Boundary Value Problems
Volume 2007 (2007), Article ID 48348, 20 pages
doi:10.1155/2007/48348
Research Article
Unbounded Supersolutions of Nonlinear Equations with Nonstandard Growth
1Department of Mathematics and Statistics, University of Helsinki, P.O. Box 68, 00014, Helsinki, Finland
2Department of Mathematical Sciences, University of Oulu, P.O. Box 3000, 90014, Oulu, Finland
3Institute of Mathematics, Helsinki University of Technology, P.O. Box 1100, 02015, Espoo, Finland
Received 3 March 2006; Revised 16 May 2006; Accepted 28 May 2006
Academic Editor: Ugo Pietro Gianazza
Copyright © 2007 Petteri Harjulehto et al.

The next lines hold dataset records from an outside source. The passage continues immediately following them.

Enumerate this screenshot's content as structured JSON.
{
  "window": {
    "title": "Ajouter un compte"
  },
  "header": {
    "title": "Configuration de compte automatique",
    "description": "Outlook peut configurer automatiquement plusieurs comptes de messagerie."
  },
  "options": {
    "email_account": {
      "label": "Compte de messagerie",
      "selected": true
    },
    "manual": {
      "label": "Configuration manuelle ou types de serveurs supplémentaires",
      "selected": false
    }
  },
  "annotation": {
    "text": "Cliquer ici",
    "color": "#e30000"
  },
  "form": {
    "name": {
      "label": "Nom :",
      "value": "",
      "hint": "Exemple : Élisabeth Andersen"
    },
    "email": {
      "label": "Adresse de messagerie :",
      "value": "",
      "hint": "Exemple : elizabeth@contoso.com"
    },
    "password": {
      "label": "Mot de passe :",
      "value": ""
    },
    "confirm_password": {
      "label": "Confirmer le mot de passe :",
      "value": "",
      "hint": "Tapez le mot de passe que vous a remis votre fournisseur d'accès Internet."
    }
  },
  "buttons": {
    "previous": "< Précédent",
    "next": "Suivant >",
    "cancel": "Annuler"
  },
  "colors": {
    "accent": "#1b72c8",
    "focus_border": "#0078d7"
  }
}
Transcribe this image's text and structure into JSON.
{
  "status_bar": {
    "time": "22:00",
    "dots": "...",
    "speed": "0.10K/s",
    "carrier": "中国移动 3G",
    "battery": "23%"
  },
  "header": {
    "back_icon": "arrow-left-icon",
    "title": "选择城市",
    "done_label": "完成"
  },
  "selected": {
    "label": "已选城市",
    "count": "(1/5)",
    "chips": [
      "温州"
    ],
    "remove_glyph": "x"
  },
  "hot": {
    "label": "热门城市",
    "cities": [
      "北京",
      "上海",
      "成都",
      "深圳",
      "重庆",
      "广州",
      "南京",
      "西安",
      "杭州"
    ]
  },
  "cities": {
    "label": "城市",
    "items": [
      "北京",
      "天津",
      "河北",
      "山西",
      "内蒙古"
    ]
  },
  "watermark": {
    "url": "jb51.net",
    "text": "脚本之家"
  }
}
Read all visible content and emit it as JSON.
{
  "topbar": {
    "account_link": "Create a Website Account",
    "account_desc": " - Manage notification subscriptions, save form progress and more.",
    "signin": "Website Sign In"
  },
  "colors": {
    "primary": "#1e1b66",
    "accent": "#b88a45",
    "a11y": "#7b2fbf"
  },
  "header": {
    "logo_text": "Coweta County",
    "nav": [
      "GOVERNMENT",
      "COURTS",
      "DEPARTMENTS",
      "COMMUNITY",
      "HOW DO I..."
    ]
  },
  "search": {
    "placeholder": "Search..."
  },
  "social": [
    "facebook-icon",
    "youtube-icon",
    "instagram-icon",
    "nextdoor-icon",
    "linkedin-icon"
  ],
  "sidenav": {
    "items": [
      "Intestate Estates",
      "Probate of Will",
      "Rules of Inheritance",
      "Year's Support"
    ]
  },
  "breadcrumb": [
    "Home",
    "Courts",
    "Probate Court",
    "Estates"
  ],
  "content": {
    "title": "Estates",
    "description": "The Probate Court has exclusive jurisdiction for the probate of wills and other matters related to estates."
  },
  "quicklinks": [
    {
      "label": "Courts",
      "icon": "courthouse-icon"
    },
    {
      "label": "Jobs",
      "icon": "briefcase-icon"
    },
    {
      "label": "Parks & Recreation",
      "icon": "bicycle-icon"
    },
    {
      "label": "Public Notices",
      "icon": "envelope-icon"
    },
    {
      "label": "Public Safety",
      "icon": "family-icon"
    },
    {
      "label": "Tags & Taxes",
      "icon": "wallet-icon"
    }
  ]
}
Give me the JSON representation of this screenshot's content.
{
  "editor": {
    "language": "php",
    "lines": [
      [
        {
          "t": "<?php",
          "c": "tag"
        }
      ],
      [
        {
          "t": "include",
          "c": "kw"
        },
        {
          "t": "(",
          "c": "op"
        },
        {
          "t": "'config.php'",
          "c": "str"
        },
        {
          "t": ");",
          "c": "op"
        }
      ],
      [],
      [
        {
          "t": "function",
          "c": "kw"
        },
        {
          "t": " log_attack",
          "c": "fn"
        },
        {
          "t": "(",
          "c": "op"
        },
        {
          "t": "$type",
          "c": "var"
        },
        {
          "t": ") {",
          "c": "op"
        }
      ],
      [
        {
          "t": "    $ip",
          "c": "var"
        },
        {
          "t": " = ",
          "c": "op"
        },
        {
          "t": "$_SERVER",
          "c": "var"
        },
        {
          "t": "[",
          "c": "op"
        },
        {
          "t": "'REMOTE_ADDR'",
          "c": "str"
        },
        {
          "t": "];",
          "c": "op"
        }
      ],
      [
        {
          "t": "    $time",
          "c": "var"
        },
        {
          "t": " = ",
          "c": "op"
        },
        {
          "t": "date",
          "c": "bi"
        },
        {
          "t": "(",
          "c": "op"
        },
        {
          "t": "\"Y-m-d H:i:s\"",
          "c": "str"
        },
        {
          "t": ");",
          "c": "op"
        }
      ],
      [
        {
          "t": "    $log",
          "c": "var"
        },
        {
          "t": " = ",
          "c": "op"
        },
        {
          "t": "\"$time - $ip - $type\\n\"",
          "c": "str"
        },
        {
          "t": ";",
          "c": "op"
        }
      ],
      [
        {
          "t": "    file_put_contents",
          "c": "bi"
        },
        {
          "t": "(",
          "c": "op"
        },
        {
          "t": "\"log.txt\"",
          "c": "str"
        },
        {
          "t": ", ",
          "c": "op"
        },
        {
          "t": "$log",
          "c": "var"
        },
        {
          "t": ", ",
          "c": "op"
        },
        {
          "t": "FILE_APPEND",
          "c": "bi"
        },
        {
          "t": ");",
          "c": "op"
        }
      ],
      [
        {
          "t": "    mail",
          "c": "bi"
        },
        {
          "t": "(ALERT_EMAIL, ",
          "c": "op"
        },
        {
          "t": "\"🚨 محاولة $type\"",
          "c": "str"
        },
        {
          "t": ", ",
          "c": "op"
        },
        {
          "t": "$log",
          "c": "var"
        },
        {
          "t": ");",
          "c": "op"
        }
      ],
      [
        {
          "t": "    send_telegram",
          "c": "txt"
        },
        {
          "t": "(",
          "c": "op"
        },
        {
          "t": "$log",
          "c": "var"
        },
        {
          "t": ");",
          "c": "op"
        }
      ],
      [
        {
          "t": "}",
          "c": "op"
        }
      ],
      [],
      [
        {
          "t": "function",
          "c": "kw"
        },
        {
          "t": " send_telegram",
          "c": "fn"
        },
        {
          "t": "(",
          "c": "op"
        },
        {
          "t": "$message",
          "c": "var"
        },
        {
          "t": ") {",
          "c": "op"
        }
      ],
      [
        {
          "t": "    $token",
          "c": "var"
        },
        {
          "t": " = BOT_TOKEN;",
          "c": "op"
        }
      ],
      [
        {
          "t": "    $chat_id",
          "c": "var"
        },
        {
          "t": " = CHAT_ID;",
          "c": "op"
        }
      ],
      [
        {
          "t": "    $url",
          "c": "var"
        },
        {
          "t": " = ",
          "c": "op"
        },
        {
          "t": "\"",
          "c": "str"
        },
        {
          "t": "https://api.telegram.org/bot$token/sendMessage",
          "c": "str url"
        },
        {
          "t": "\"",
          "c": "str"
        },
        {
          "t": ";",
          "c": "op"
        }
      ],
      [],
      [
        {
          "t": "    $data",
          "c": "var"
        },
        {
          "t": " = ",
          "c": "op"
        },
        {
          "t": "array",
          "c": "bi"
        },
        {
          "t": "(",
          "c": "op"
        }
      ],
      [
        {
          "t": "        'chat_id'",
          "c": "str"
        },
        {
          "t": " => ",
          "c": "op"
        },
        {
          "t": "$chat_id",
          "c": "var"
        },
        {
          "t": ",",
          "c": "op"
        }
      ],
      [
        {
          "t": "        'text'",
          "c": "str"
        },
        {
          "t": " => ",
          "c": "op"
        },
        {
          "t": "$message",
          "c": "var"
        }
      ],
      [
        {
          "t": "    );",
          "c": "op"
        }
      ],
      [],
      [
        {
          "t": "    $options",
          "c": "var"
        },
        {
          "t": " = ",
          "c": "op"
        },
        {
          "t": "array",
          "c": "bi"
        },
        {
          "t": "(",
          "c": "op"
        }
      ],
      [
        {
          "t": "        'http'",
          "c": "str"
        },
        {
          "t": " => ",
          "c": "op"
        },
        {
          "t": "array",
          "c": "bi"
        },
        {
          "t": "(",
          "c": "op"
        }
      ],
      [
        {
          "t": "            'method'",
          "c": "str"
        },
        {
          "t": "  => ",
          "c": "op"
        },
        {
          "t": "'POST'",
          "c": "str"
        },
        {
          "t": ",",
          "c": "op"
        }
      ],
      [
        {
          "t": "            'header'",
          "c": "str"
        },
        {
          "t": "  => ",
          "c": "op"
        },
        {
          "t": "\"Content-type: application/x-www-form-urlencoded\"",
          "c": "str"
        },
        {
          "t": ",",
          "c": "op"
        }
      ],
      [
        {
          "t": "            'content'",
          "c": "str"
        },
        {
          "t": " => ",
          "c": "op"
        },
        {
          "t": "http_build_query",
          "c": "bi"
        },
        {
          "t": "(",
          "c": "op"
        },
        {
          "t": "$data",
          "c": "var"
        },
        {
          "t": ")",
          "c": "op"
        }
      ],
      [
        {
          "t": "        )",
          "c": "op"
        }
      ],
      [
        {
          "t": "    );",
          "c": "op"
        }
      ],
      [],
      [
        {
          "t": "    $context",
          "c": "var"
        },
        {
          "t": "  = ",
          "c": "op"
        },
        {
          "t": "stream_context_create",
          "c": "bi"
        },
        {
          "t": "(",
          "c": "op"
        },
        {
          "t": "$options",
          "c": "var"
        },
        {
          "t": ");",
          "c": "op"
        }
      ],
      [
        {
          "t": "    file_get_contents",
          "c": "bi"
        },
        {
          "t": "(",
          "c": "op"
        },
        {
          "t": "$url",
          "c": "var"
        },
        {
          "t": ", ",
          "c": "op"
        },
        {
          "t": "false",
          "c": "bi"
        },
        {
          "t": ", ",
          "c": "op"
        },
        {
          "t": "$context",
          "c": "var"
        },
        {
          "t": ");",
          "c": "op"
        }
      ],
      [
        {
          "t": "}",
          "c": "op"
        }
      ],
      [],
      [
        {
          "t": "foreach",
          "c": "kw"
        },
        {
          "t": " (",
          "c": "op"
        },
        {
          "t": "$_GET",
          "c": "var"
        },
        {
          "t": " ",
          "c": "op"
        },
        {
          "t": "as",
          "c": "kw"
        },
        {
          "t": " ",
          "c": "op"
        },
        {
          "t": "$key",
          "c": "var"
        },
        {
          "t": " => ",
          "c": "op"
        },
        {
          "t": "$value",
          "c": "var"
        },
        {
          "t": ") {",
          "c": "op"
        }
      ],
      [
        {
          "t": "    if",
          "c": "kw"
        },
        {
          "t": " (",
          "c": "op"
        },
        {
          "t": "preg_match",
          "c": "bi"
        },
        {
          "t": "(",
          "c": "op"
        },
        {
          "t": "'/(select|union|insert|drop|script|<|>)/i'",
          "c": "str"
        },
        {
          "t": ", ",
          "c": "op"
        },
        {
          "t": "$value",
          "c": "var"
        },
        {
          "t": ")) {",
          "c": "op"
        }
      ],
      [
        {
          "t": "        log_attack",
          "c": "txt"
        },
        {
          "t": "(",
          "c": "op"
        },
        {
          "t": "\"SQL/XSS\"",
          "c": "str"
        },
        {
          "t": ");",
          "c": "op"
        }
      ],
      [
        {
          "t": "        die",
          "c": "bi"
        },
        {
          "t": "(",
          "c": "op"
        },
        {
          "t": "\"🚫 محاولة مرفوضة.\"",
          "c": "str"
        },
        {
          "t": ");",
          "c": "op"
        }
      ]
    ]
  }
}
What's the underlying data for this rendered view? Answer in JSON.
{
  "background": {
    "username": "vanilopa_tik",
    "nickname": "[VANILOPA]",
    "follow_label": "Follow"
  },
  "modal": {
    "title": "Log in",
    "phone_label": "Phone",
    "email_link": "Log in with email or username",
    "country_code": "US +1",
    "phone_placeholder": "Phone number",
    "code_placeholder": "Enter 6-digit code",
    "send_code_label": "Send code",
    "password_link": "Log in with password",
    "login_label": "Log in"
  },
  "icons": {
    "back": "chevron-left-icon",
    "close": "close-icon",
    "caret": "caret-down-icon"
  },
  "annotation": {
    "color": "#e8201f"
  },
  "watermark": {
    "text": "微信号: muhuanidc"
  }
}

This is an open access article distributed under the Creative Commons Attribution License, which permits unrestricted use, distribution, and reproduction in any medium, provided the original work is properly cited.
Abstract
We show that every weak supersolution of a variable exponent p-Laplace equation is lower semicontinuous and that the singular set of such a function is of zero capacity if the exponent is
logarithmically Hölder continuous. As a technical tool we derive Harnack-type estimates for possibly unbounded supersolutions.